Uma colaboração pioneira entre o Centro Nacional de Pesquisa em Energia e Materiais (CNPEM) e a Universidade Federal do Pará (UFPA) está revelando o potencial farmacêutico de bactérias encontradas no solo amazônico. A pesquisa, que utiliza o maior microscópio da América do Sul, o acelerador Sirius, em Campinas, já apresentou seus primeiros resultados em uma publicação internacional em dezembro.
O estudo teve início com a coleta de amostras de solo no Parque Estadual do Utinga, uma reserva de conservação em Belém (PA). Os pesquisadores investigaram três espécies bacterianas das classes Actinomycetes e Bacilli, pertencentes aos gêneros Streptomyces, Rhodococcus e Brevibacillus. Sob a liderança do pesquisador Diego Assis das Graças, a equipe do laboratório EngBio da UFPA utilizou um avançado sequenciador PromethION para analisar o DNA das bactérias.
O sequenciamento revelou uma descoberta surpreendente: metade das moléculas encontradas era até então desconhecida pela ciência. Segundo Daniela Trivella, coordenadora de Descoberta de Fármacos do Laboratório Nacional de Biociências (LNBio), estas moléculas são fundamentais para o desenvolvimento de novos medicamentos. "Mais de dois terços de todos os fármacos já desenvolvidos no mundo têm origem em moléculas pequenas naturais", explica.
A pesquisa destaca a importância do ecossistema amazônico para novas descobertas farmacêuticas. Rafael Baraúna, pesquisador do EngBio-UFPA e coordenador do trabalho, ressalta que "mesmo em organismos já estudados, como as bactérias do gênero Streptomyces, vimos que ainda há muitas substâncias desconhecidas nos exemplares isolados do solo da Amazônia".

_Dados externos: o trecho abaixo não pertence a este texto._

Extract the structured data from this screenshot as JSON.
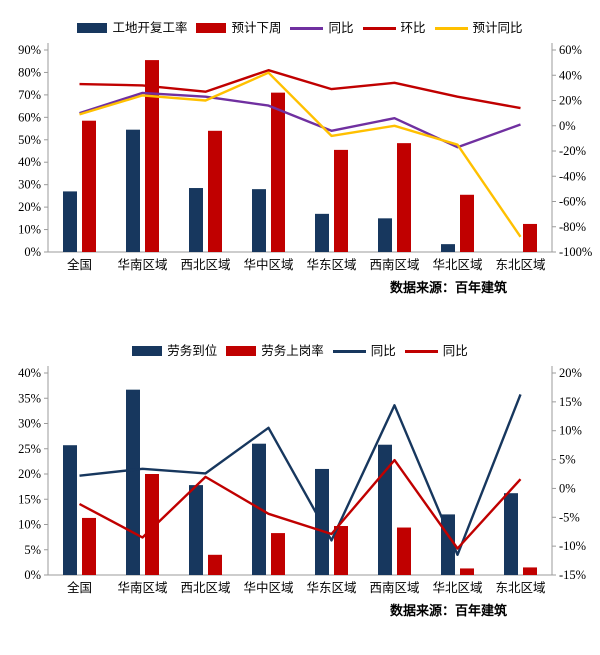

Os cientistas conseguiram dar um passo além ao desenvolver uma técnica que permite a produção dessas substâncias em laboratório. Usando metabologenômica, eles conseguiram "ensinar" bactérias comuns de laboratório a produzirem as substâncias descobertas em quantidades suficientes para testes e desenvolvimento.
O LNBio possui capacidade para realizar até 10 mil testes diários, uma velocidade crucial considerando a ameaça da devastação ambiental. Em 2024, a Amazônia registrou o maior número de queimadas e incêndios dos últimos 17 anos. Como resposta, investimentos de R$ 500 milhões foram anunciados na última reunião da Sociedade Brasileira para o Progresso da Ciência (SBPC) para pesquisas no bioma nesta década.
O projeto faz parte de uma iniciativa maior para estabelecer um centro de pesquisa multiusuário na UFPA, com apoio do CNPEM e do projeto Iwasa'i, implementado através da chamada CNPq/MCTI/FNDCT Nº 19/2024. As próximas fases da pesquisa pretendem explorar a Amazônia oriental, buscando confirmar o potencial de novas moléculas e aprofundar o entendimento deste rico bioma.
A pesquisa representa um avanço significativo na busca por novos medicamentos, especialmente para o tratamento de infecções e tumores, demonstrando o valor científico e econômico da preservação da biodiversidade amazônica.